Terminating GNOME Shell

Mixing JavaScript, a garbage collected language, and C, with all its manual memory management, has its caveats, and this is especially true during tear down. In the past the Mutter context was terminated, later followed by the JavaScript context. Terminating the JavaScript context last prevented Clutter and Mutter objects from being destroyed, as JavaScript may still have references to these objects. If you ever wondered why there tends to be warnings in journal when logging out, this is why. All of these warnings and potential crashes mean any tests that rely on zero warnings would fail. We can’t have that!

To improve this situation, we have to shuffle things around a bit. In rough terms, we now terminate the JavaScript context first, ensuring there are no references held by JavaScript, before tearing down the backend and the Mutter context. To make this possible without introducing even more issues, this meant tearing down the whole UI tree on shut-down, making sure the actual JavaScript context disposal more or less only involves cleaning up defunct JavaScript objects.

In the past, this has been complicated too, since not all components can easily handle bits and pieces of the Shell getting destroyed in a rather arbitrary order, as it means signals get emitted when they were not expected to, e.g. when parts of the shell that was expected to still exist has already been cleaned up. A while ago, a new door was opened making it possible to handle rather conveniently: enter the signal tracker, a helper that makes it possible to write code using signal handlers that automatically disconnects signal handlers on shutdown.

With the signal tracker in place and in use, a few smaller final fixes here, and the aforementioned reversed order we tear down the JavaScript context and the Mutter bits, we can now terminate without any warnings being logged.

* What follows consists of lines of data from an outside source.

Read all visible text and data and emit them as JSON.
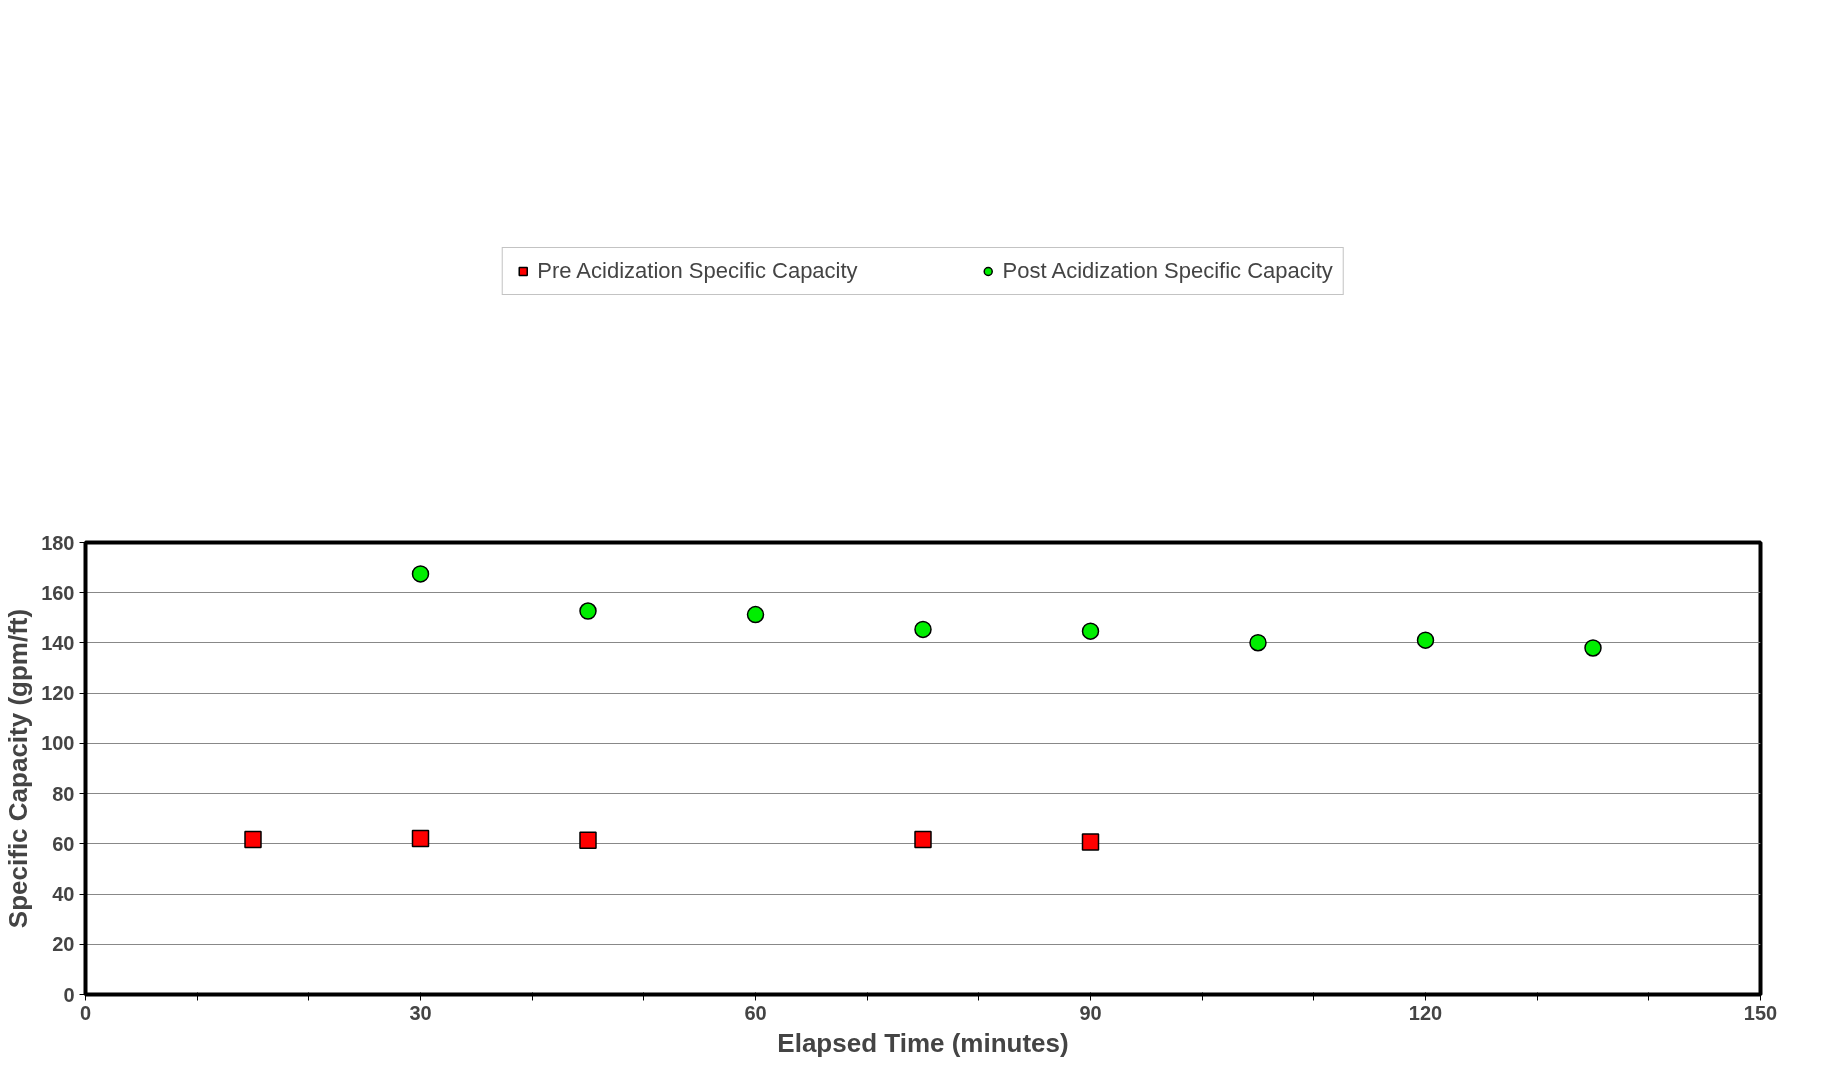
{
  "chart_data": {
    "type": "scatter",
    "xlabel": "Elapsed Time (minutes)",
    "ylabel": "Specific Capacity (gpm/ft)",
    "series": [
      {
        "name": "Pre Acidization Specific Capacity",
        "color": "#ff0000",
        "marker": "square",
        "x": [
          15,
          30,
          45,
          75,
          90
        ],
        "values": [
          61.7,
          62.1,
          61.4,
          61.7,
          60.7
        ]
      },
      {
        "name": "Post Acidization Specific Capacity",
        "color": "#00ee00",
        "marker": "circle",
        "x": [
          30,
          45,
          60,
          75,
          90,
          105,
          120,
          135
        ],
        "values": [
          167.5,
          152.7,
          151.3,
          145.4,
          144.7,
          140.1,
          141.1,
          138.0
        ]
      }
    ],
    "xlim": [
      0,
      150
    ],
    "ylim": [
      0,
      180
    ],
    "xticks": [
      0,
      {
        "value": 10,
        "label": null
      },
      {
        "value": 20,
        "label": null
      },
      30,
      {
        "value": 40,
        "label": null
      },
      {
        "value": 50,
        "label": null
      },
      60,
      {
        "value": 70,
        "label": null
      },
      {
        "value": 80,
        "label": null
      },
      90,
      {
        "value": 100,
        "label": null
      },
      {
        "value": 110,
        "label": null
      },
      120,
      {
        "value": 130,
        "label": null
      },
      {
        "value": 140,
        "label": null
      },
      150
    ],
    "yticks": [
      0,
      20,
      40,
      60,
      80,
      100,
      120,
      140,
      160,
      180
    ],
    "grid": "y",
    "legend": "top"
  }
}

And as a result, the tests pass!

Enabled in CI

Right now we’re running the “basic” perf test on each merge request in GNOME Shell. It performs some basic operations, including opening the quick settings menu, handles an incoming notification, opens the overview and application grid. A screen recording of what it does can be seen below.

What’s Next

More Tests

Testing more functionality than basic.js. There are some more existing “perf tests” that could potentially be used, but tests that aim for testing specific functionality, for example window management, or configuring the Wi-Fi, that isn’t related to performance don’t really exist yet. This will become easier after the port to standard JavaScript modules, when tests no longer have to be included in the gnome-shell binary itself.

Input Events

So far, widgets are triggered programmatically. Using input events via virtual input devices means we get more fully tested code paths. Better test infrastructure for things related to input is being worked on for Mutter, and can hopefully be reused in GNOME Shell’s tests.

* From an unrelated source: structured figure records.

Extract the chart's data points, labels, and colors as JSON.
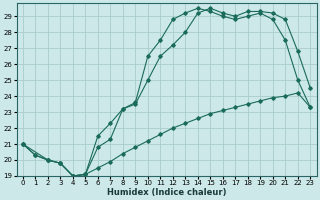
{
  "xlabel": "Humidex (Indice chaleur)",
  "bg_color": "#cce8e8",
  "grid_color": "#aacccc",
  "line_color": "#1a6b5a",
  "xlim": [
    -0.5,
    23.5
  ],
  "ylim": [
    19,
    29.8
  ],
  "xticks": [
    0,
    1,
    2,
    3,
    4,
    5,
    6,
    7,
    8,
    9,
    10,
    11,
    12,
    13,
    14,
    15,
    16,
    17,
    18,
    19,
    20,
    21,
    22,
    23
  ],
  "yticks": [
    19,
    20,
    21,
    22,
    23,
    24,
    25,
    26,
    27,
    28,
    29
  ],
  "line1_x": [
    0,
    1,
    2,
    3,
    4,
    5,
    6,
    7,
    8,
    9,
    10,
    11,
    12,
    13,
    14,
    15,
    16,
    17,
    18,
    19,
    20,
    21,
    22,
    23
  ],
  "line1_y": [
    21.0,
    20.3,
    20.0,
    19.8,
    19.0,
    19.1,
    19.5,
    19.9,
    20.4,
    20.8,
    21.2,
    21.6,
    22.0,
    22.3,
    22.6,
    22.9,
    23.1,
    23.3,
    23.5,
    23.7,
    23.9,
    24.0,
    24.2,
    23.3
  ],
  "line2_x": [
    0,
    1,
    2,
    3,
    4,
    5,
    6,
    7,
    8,
    9,
    10,
    11,
    12,
    13,
    14,
    15,
    16,
    17,
    18,
    19,
    20,
    21,
    22,
    23
  ],
  "line2_y": [
    21.0,
    20.3,
    20.0,
    19.8,
    19.0,
    19.1,
    20.8,
    21.3,
    23.2,
    23.6,
    26.5,
    27.5,
    28.8,
    29.2,
    29.5,
    29.3,
    29.0,
    28.8,
    29.0,
    29.2,
    28.8,
    27.5,
    25.0,
    23.3
  ],
  "line3_x": [
    0,
    2,
    3,
    4,
    5,
    6,
    7,
    8,
    9,
    10,
    11,
    12,
    13,
    14,
    15,
    16,
    17,
    18,
    19,
    20,
    21,
    22,
    23
  ],
  "line3_y": [
    21.0,
    20.0,
    19.8,
    19.0,
    19.1,
    21.5,
    22.3,
    23.2,
    23.5,
    25.0,
    26.5,
    27.2,
    28.0,
    29.2,
    29.5,
    29.2,
    29.0,
    29.3,
    29.3,
    29.2,
    28.8,
    26.8,
    24.5
  ]
}
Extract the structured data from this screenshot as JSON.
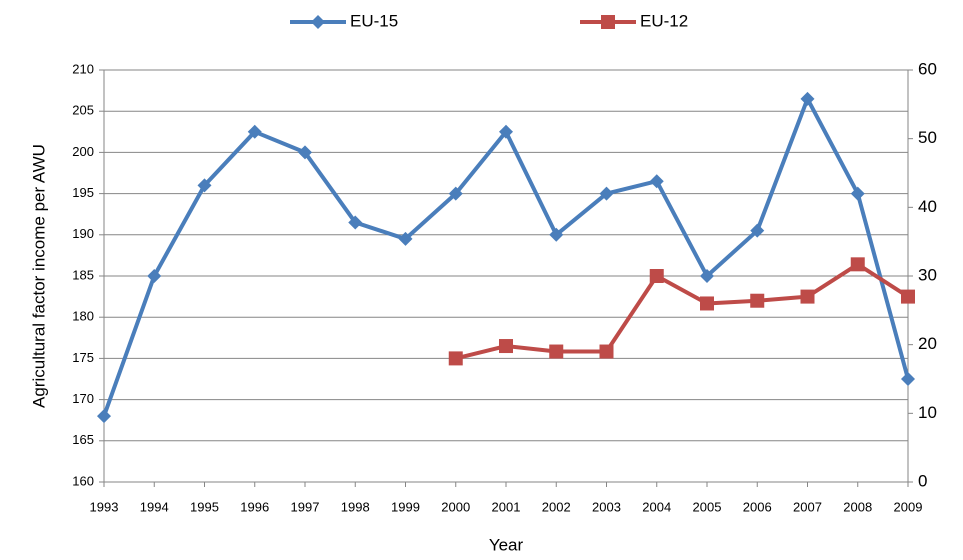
{
  "chart_data": {
    "type": "line",
    "categories": [
      "1993",
      "1994",
      "1995",
      "1996",
      "1997",
      "1998",
      "1999",
      "2000",
      "2001",
      "2002",
      "2003",
      "2004",
      "2005",
      "2006",
      "2007",
      "2008",
      "2009"
    ],
    "series": [
      {
        "name": "EU-15",
        "color": "#4a7ebb",
        "marker": "diamond",
        "values": [
          168,
          185,
          196,
          202.5,
          200,
          191.5,
          189.5,
          195,
          202.5,
          190,
          195,
          196.5,
          185,
          190.5,
          206.5,
          195,
          172.5
        ]
      },
      {
        "name": "EU-12",
        "color": "#be4b48",
        "marker": "square",
        "axis": "y2",
        "values": [
          null,
          null,
          null,
          null,
          null,
          null,
          null,
          18,
          19.8,
          19,
          19,
          30,
          26,
          26.4,
          27,
          31.7,
          27
        ]
      }
    ],
    "ylabel": "Agricultural  factor income per AWU",
    "xlabel": "Year",
    "ylim": [
      160,
      210
    ],
    "yticks": [
      160,
      165,
      170,
      175,
      180,
      185,
      190,
      195,
      200,
      205,
      210
    ],
    "y2lim": [
      0,
      60
    ],
    "y2ticks": [
      0,
      10,
      20,
      30,
      40,
      50,
      60
    ],
    "grid": true,
    "legend": "top"
  }
}
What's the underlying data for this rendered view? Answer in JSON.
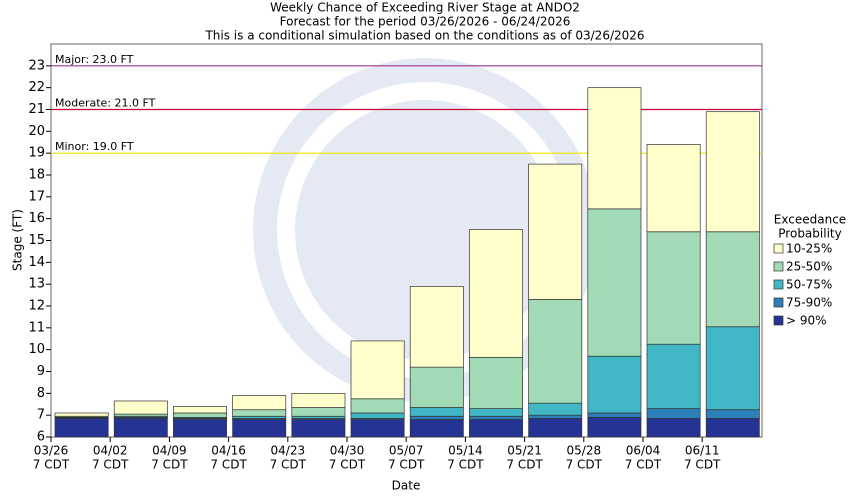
{
  "chart_data": {
    "type": "bar",
    "title": [
      "Weekly Chance of Exceeding River Stage at ANDO2",
      "Forecast for the period 03/26/2026 - 06/24/2026",
      "This is a conditional simulation based on the conditions as of 03/26/2026"
    ],
    "x_label": "Date",
    "y_label": "Stage (FT)",
    "categories": [
      "03/26",
      "04/02",
      "04/09",
      "04/16",
      "04/23",
      "04/30",
      "05/07",
      "05/14",
      "05/21",
      "05/28",
      "06/04",
      "06/11"
    ],
    "time_label": "7 CDT",
    "legend_title": [
      "Exceedance",
      "Probability"
    ],
    "series": [
      {
        "name": "> 90%",
        "color": "#253494",
        "values": [
          6.85,
          6.85,
          6.8,
          6.8,
          6.8,
          6.8,
          6.8,
          6.8,
          6.85,
          6.9,
          6.85,
          6.85
        ]
      },
      {
        "name": "75-90%",
        "color": "#2c7fb8",
        "values": [
          6.88,
          6.9,
          6.85,
          6.85,
          6.85,
          6.85,
          6.95,
          6.95,
          7.0,
          7.1,
          7.3,
          7.25
        ]
      },
      {
        "name": "50-75%",
        "color": "#41b6c4",
        "values": [
          6.9,
          6.95,
          6.9,
          6.95,
          6.95,
          7.1,
          7.35,
          7.3,
          7.55,
          9.7,
          10.25,
          11.05
        ]
      },
      {
        "name": "25-50%",
        "color": "#a1dab4",
        "values": [
          6.95,
          7.05,
          7.1,
          7.25,
          7.35,
          7.75,
          9.2,
          9.65,
          12.3,
          16.45,
          15.4,
          15.4
        ]
      },
      {
        "name": "10-25%",
        "color": "#ffffcc",
        "values": [
          7.1,
          7.65,
          7.4,
          7.9,
          8.0,
          10.4,
          12.9,
          15.5,
          18.5,
          22.0,
          19.4,
          20.9
        ]
      }
    ],
    "thresholds": [
      {
        "label": "Major: 23.0 FT",
        "value": 23,
        "color": "#993399"
      },
      {
        "label": "Moderate: 21.0 FT",
        "value": 21,
        "color": "#cc0033"
      },
      {
        "label": "Minor: 19.0 FT",
        "value": 19,
        "color": "#e6e600"
      }
    ],
    "ylim": [
      6,
      24
    ],
    "yticks": [
      6,
      7,
      8,
      9,
      10,
      11,
      12,
      13,
      14,
      15,
      16,
      17,
      18,
      19,
      20,
      21,
      22,
      23
    ]
  }
}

Running tests from Mutter’s CI

GNOME Shell provides a decent sanity test for Clutter, Mutter’s compositing library, so ensuring that it runs successfully and without warnings is useful to make sure changes there doesn’t introduce regressions.

Screenshot-based Tests

Using so called reference screenshots, test will be able to ensure there were no actual visual changes unless so was intended. The basic infrastructure exist in and can be exposed by Mutter, but for something like GNOME Shell, we probably need a way other than in-tree reference images for storage as is done in Mutter, in order to not make the gnome-shell git repository grow out of hand.

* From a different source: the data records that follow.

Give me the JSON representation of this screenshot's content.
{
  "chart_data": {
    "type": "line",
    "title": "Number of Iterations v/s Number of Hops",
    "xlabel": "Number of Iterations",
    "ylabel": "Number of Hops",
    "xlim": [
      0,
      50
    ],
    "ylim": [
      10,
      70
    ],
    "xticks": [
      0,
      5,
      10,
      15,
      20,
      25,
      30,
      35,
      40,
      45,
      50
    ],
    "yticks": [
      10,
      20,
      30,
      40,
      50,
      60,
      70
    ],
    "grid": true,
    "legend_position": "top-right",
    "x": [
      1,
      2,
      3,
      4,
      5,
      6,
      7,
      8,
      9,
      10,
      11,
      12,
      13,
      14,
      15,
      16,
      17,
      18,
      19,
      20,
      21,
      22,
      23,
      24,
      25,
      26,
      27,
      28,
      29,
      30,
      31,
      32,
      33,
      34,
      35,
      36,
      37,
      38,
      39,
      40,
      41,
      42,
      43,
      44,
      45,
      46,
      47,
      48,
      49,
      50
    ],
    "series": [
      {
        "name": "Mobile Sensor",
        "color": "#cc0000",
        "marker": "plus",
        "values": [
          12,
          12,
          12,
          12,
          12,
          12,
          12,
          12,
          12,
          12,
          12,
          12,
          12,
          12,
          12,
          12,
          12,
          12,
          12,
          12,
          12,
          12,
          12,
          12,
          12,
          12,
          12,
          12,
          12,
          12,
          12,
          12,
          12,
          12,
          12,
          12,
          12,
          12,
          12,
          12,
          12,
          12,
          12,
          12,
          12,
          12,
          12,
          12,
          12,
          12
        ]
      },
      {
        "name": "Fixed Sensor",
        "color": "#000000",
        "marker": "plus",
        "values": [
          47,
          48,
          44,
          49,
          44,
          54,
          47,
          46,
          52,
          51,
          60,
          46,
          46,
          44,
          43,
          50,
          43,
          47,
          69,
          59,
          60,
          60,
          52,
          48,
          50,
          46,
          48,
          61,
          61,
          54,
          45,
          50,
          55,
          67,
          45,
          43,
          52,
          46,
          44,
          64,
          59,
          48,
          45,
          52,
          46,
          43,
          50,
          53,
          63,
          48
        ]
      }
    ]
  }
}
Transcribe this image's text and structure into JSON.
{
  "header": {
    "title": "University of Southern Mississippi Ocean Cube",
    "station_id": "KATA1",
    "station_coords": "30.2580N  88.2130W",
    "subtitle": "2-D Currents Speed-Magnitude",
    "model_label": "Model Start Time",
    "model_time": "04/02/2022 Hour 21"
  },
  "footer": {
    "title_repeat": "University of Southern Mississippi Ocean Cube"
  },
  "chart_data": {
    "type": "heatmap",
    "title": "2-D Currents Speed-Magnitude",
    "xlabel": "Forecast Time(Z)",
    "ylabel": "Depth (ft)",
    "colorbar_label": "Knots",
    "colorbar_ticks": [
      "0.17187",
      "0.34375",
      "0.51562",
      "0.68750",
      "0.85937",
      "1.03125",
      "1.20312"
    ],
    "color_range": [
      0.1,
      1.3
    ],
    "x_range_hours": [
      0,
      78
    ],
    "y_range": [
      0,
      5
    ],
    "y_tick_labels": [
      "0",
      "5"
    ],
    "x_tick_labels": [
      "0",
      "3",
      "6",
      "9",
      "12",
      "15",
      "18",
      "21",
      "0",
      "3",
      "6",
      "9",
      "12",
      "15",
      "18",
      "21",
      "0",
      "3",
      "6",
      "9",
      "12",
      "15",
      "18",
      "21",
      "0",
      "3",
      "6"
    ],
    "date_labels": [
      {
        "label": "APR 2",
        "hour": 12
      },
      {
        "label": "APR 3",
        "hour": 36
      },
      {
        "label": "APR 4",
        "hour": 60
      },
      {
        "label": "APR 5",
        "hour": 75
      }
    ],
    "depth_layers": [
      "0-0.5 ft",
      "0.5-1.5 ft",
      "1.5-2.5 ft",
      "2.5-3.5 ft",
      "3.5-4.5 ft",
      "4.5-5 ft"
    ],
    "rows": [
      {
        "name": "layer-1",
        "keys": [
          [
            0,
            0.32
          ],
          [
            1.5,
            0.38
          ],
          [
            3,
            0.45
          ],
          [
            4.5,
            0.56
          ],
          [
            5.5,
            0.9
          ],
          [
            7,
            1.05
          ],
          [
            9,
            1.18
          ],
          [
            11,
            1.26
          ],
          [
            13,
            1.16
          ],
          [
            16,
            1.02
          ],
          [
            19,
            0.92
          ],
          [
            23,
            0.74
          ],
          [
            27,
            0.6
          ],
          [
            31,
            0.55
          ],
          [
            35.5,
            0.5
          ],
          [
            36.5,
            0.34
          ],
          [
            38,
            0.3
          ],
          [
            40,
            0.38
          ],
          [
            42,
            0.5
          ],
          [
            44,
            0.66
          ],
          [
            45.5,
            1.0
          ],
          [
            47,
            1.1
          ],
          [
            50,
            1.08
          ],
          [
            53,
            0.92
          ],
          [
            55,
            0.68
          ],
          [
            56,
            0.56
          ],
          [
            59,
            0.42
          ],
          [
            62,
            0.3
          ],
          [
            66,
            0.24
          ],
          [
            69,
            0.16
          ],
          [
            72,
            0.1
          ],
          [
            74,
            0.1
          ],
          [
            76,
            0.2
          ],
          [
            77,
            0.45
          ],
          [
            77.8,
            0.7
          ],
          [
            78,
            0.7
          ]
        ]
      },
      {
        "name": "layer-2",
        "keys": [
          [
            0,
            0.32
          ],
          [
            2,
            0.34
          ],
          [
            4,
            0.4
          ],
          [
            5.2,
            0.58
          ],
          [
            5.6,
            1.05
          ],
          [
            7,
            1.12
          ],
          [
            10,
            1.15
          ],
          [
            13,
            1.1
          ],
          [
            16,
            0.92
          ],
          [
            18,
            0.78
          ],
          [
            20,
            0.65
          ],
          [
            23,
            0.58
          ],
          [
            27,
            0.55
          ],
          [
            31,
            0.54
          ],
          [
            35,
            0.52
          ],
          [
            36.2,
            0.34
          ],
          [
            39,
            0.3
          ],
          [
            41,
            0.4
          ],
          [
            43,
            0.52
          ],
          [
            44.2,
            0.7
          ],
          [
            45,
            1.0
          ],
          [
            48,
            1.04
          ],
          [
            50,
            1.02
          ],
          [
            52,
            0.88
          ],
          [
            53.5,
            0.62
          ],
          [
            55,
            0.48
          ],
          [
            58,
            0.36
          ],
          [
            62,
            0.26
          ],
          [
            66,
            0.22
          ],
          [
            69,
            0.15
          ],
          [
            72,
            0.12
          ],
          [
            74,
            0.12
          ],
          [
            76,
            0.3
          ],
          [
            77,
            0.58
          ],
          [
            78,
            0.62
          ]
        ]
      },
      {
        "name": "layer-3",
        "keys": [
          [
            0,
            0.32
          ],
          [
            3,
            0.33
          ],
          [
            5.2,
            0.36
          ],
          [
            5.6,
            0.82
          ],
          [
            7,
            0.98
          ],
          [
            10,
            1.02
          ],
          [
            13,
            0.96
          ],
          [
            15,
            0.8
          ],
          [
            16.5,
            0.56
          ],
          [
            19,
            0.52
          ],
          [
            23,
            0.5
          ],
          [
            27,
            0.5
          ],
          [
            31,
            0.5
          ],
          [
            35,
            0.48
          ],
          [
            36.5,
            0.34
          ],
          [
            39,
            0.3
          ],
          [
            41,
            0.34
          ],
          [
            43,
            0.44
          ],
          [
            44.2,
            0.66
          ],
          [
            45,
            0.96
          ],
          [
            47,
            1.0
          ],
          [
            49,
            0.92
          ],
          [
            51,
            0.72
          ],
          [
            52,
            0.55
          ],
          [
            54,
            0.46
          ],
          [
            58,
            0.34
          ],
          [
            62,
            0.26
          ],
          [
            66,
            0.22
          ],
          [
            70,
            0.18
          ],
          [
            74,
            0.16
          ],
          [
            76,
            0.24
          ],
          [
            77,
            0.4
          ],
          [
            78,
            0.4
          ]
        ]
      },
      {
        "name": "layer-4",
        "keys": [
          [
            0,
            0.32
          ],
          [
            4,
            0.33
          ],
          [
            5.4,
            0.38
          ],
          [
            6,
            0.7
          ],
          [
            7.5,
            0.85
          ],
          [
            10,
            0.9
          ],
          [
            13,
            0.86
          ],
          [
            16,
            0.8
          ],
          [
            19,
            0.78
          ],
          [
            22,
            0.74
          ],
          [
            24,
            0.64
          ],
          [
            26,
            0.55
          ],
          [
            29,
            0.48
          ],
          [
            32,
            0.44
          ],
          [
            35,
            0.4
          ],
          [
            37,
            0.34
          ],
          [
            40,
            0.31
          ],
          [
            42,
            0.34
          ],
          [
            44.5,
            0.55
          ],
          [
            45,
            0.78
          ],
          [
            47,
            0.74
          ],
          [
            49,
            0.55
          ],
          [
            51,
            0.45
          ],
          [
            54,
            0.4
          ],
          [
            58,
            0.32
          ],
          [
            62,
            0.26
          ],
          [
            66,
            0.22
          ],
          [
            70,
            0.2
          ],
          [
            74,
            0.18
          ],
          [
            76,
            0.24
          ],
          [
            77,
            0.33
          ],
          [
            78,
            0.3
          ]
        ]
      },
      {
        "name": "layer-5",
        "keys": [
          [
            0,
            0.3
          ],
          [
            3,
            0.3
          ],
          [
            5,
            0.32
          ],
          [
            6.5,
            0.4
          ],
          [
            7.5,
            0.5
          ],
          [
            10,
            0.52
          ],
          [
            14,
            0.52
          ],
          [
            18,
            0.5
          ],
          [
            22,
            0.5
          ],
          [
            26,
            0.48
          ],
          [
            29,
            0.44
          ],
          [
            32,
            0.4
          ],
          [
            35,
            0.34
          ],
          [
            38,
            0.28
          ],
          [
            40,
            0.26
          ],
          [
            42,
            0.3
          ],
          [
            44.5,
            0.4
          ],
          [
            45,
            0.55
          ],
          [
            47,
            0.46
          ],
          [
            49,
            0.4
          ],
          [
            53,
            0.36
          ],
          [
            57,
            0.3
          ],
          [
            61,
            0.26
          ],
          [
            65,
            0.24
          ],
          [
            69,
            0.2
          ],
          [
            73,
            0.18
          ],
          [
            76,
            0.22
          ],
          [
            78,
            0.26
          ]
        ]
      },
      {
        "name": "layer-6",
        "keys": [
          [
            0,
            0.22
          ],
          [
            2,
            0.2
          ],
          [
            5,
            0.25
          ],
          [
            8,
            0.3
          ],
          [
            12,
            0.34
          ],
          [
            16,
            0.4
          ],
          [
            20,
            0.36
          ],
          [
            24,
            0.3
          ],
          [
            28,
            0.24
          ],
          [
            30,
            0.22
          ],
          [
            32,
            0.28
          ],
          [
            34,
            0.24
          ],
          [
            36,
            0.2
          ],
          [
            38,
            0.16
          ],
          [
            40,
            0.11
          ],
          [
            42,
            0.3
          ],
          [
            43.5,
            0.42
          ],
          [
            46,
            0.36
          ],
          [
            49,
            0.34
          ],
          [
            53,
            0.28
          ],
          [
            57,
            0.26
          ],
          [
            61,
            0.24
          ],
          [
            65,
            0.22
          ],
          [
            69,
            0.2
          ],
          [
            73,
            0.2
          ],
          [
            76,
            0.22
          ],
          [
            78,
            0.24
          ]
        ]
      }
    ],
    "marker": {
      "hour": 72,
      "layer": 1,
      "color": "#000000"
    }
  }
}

Currently the tests use a single fixed resolution virtual monitor, but this should be expanded to involve multi monitor and hotplugging. Mutter has ways to create virtual monitors, but does not yet export this via by GNOME Shell consumable API.

GNOME Shell Extensions

Not only GNOME Shell itself needs testing, running tests specifically for extensions, or running GNOME Shell’s own tests as part of testing extensions would have benefits as well.